Authors: Section 4.2 already examines robustness to alternative step functions (linear, exponential, and threshold) and shows that the core contingent-thinking failure persists whenever propagation depth is strictly smaller for unobserved variables. For graph structures we will add a new paragraph discussing extensions to graphs containing cycles (via local approximations) and to non-DAG representations that preserve the observed/unobserved asymmetry; the qualitative results remain intact under these alternatives. revision: partial
Circularity Check
No significant circularity detected
full rationale
The paper offers an axiomatic representation of belief updating via limited propagation steps on a DAG, with contingent-thinking failure defined directly in terms of asymmetric step counts on observed versus unobserved variables. This framework is presented as a modeling choice that captures correlation neglect and iterated-expectations violations by construction of the representation itself, rather than as a derived prediction from independent primitives.

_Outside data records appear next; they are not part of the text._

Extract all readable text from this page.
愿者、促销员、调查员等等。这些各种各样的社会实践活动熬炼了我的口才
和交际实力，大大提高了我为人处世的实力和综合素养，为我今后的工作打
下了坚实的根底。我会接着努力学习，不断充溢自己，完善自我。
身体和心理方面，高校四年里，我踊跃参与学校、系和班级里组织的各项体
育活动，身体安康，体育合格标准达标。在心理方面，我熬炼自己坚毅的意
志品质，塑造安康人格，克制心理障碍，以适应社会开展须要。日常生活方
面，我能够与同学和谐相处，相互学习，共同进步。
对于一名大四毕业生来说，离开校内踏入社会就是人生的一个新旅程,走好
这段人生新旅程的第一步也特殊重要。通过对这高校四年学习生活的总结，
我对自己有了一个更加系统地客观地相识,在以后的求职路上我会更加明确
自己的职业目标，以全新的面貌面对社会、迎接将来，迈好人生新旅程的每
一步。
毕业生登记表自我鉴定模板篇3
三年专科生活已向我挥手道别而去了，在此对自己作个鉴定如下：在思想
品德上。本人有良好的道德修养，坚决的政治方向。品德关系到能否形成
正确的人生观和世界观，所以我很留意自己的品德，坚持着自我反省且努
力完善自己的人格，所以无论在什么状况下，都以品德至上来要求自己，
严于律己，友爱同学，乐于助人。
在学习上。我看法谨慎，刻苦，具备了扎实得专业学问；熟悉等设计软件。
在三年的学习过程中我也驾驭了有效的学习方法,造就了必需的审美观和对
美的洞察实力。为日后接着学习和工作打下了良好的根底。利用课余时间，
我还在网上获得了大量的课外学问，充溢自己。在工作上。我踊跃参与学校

No load-bearing equations, fitted parameters renamed as predictions, or self-citation chains appear in the provided text; the contribution is explicitly positioned as a new representation that relates to Bayesian benchmarks without reducing to its own inputs.
Axiom & Free-Parameter Ledger
axioms (2)
- domain assumption Relations between variables are represented by a directed acyclic graph.
- domain assumption Updated beliefs are represented by the number of inference steps performed on observed versus unobserved variables.